Now to explain, we ordered a chicken, which arrived dead but just recently from the looks of it and it looked as if he had a rough time during his untimely execution and boiling. The bird arrived without feathers but with everything else, including a very unhappy-looking head, which was removed by an expert chop and left on the table. We were told not to eat the meat of the head as the chicken was killed by injecting poisons into it’s brain, and I thought it’d be foolish or rude to bring up the fact that the rest of the bird probably wasn’t any safer to eat. So, before we left I had the job of kissing the chicken head for the amusement of my friends. So I did. Again, another distinctive Hong Kong experience.

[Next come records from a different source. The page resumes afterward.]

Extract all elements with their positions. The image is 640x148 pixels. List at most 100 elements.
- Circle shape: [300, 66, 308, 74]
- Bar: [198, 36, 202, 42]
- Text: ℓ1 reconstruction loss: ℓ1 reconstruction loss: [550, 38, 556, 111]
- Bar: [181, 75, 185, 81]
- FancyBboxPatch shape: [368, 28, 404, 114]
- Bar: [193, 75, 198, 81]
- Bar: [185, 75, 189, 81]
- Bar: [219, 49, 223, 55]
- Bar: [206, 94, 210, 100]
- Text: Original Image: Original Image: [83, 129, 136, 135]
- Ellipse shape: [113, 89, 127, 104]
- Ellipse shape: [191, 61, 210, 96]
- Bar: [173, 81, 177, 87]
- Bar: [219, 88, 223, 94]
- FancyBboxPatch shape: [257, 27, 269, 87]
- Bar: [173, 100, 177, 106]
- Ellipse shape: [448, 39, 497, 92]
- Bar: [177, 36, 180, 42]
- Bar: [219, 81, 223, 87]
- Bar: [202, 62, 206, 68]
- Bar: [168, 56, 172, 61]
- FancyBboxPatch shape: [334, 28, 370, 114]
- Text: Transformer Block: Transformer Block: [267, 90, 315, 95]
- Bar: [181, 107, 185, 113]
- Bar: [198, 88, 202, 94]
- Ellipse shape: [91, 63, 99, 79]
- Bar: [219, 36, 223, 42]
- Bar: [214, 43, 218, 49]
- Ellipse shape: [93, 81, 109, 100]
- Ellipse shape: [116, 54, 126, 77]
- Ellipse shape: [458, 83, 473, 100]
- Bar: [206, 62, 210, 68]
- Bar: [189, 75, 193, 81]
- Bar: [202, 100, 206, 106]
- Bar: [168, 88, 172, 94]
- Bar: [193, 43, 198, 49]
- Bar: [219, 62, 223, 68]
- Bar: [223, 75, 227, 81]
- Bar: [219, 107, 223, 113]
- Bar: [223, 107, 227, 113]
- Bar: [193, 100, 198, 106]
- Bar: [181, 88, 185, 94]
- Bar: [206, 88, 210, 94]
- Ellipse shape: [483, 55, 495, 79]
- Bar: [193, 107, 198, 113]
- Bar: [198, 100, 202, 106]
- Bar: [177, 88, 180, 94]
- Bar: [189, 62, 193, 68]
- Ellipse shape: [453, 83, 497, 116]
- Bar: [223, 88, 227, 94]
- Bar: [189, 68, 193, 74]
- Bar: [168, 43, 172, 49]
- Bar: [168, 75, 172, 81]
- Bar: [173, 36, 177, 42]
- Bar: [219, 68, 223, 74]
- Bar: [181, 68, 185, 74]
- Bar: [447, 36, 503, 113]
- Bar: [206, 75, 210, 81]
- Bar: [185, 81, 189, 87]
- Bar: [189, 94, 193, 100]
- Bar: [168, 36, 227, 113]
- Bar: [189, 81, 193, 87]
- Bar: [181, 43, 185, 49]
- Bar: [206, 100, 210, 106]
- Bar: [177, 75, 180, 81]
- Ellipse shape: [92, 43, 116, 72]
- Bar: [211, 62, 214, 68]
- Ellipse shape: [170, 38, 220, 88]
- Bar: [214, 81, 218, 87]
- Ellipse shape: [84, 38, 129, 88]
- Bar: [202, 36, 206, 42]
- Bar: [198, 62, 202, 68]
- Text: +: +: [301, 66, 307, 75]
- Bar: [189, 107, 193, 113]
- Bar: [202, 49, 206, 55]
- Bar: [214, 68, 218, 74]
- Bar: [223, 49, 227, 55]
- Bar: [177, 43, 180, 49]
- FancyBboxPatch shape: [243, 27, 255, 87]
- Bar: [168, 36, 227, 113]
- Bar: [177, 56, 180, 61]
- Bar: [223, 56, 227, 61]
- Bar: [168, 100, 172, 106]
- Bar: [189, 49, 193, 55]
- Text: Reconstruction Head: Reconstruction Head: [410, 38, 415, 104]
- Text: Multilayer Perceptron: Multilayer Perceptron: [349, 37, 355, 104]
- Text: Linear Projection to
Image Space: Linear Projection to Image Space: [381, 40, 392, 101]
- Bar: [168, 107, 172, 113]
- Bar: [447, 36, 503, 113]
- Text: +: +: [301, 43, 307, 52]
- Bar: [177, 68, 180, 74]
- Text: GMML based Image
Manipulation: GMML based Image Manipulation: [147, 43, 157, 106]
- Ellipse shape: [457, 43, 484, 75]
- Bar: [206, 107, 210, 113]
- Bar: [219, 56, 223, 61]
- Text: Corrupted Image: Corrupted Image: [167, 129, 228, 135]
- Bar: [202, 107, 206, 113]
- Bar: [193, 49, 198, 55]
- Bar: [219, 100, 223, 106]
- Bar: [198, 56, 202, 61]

Footnote: We went back here 1 month later, as a final meal before leaving HK.  It wasn’t as overwhelming, but I wanted to experience it again, and share the experience with a few others, so this time another German and his mainland Chinese girlfriend accompanied us to the street with no name and we dined across from where we had last time. The reason being, it was raining enough that it was flooding slightly and the other was closed, so we went to a shabbier- looking place where the waiter was watching TV while serving us, the cook was smoking two cigarettes at once, one in each hand, while cooking, and a random dog kept walking around the tables and barking at people. Only the Westerners, and by that I mean myself and my German friend, seemed alarmed by this.

The chicken head. Before being kissed.

The chicken head. Before being kissed.